I was actually aware of the fact that the chrono crate simply ignores the unsoundness rather than addressing it. Reading back the commit message, I see that it gives a different impression and seems perhaps a bit uncharitable of the time crate. That was not my intention, so I apologies for it.
I would love to go back to the much leaner time crate, but I was not able to find a way to get it to address my use case, which is: obtain the current date in YYYY-MM-DD format when running on Linux. To be completely honest, I didn't spend too much effort looking for a way to do that, especially after I realized that the chrono crate would paper over the issue for me.
Can you recommend a way to do the above using the time crate? If so, I'll gladly switch back - and make sure the corresponding commit message does a better job at explaining the situation this time ;)
Thanks again!
Not an issue! I didn't take offense, just wanted to make sure that you were fully informed.
I didn't take the time to look through the repository. If it's a library, you can't enable the functionality (this is by design). If it's a binary, you can set RUSTFLAGS="--cfg unsound_local_offset"
, which will enable the internal cfg (and thus the unsoundness). If you never call setenv
, you've got nothing to worry about with regard to soundness.

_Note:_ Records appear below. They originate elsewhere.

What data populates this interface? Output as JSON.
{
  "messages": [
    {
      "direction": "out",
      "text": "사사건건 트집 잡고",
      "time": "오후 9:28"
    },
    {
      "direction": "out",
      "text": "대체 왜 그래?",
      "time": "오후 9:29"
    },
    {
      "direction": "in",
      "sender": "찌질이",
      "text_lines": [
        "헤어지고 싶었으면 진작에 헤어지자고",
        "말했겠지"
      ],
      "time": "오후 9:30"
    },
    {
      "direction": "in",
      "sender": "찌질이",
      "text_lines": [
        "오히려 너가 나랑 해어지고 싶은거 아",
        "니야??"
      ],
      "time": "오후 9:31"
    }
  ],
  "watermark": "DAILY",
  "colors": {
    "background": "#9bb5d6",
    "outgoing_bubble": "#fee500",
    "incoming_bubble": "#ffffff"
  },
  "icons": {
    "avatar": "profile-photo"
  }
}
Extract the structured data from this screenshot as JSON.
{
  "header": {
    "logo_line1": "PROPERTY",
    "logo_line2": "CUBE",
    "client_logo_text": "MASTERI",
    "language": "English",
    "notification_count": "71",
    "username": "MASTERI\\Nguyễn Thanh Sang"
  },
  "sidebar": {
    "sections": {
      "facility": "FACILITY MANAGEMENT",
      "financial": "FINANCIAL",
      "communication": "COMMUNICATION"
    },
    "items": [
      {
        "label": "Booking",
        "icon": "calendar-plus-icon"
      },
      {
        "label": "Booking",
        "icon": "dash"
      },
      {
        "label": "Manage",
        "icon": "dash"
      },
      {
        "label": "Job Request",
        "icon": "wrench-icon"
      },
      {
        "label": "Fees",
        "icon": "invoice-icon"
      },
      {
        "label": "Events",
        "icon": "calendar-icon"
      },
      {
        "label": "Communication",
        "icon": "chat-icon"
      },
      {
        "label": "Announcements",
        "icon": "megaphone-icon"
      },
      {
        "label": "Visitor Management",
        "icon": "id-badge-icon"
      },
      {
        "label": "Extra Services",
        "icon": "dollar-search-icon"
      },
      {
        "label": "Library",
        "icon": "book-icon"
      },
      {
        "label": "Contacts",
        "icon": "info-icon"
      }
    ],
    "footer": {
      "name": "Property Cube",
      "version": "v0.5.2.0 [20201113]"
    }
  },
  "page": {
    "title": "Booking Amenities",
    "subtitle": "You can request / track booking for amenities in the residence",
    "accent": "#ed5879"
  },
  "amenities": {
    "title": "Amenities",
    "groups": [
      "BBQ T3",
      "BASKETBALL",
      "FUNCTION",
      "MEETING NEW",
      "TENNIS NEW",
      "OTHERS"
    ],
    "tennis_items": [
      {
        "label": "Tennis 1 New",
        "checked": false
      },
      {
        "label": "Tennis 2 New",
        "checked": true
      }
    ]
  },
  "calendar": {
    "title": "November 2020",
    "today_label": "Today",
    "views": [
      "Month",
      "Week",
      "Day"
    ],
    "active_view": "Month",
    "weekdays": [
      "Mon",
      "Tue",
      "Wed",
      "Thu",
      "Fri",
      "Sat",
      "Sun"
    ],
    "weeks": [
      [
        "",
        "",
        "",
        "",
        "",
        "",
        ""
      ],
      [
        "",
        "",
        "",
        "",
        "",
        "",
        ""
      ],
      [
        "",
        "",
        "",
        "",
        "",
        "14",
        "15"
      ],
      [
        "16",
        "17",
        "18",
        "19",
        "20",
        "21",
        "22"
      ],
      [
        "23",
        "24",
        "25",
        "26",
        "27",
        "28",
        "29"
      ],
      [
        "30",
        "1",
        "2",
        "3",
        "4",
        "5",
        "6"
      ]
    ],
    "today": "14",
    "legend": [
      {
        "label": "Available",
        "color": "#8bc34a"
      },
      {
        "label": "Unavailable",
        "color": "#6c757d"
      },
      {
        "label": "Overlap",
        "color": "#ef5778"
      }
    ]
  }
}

The time crate has unsoundness, but so does chrono (for the exact same reason). Chrono just ignores this fact, while the time crate confronts it and forces end users to explicitly opt in to the unsoundness. Commit 4ca4987 is based on the false premise that "The chrono crate doesn't suffer from this limitation".
I have no problem with you switching crates, but I want to make sure that you're aware that your reasoning has flaws.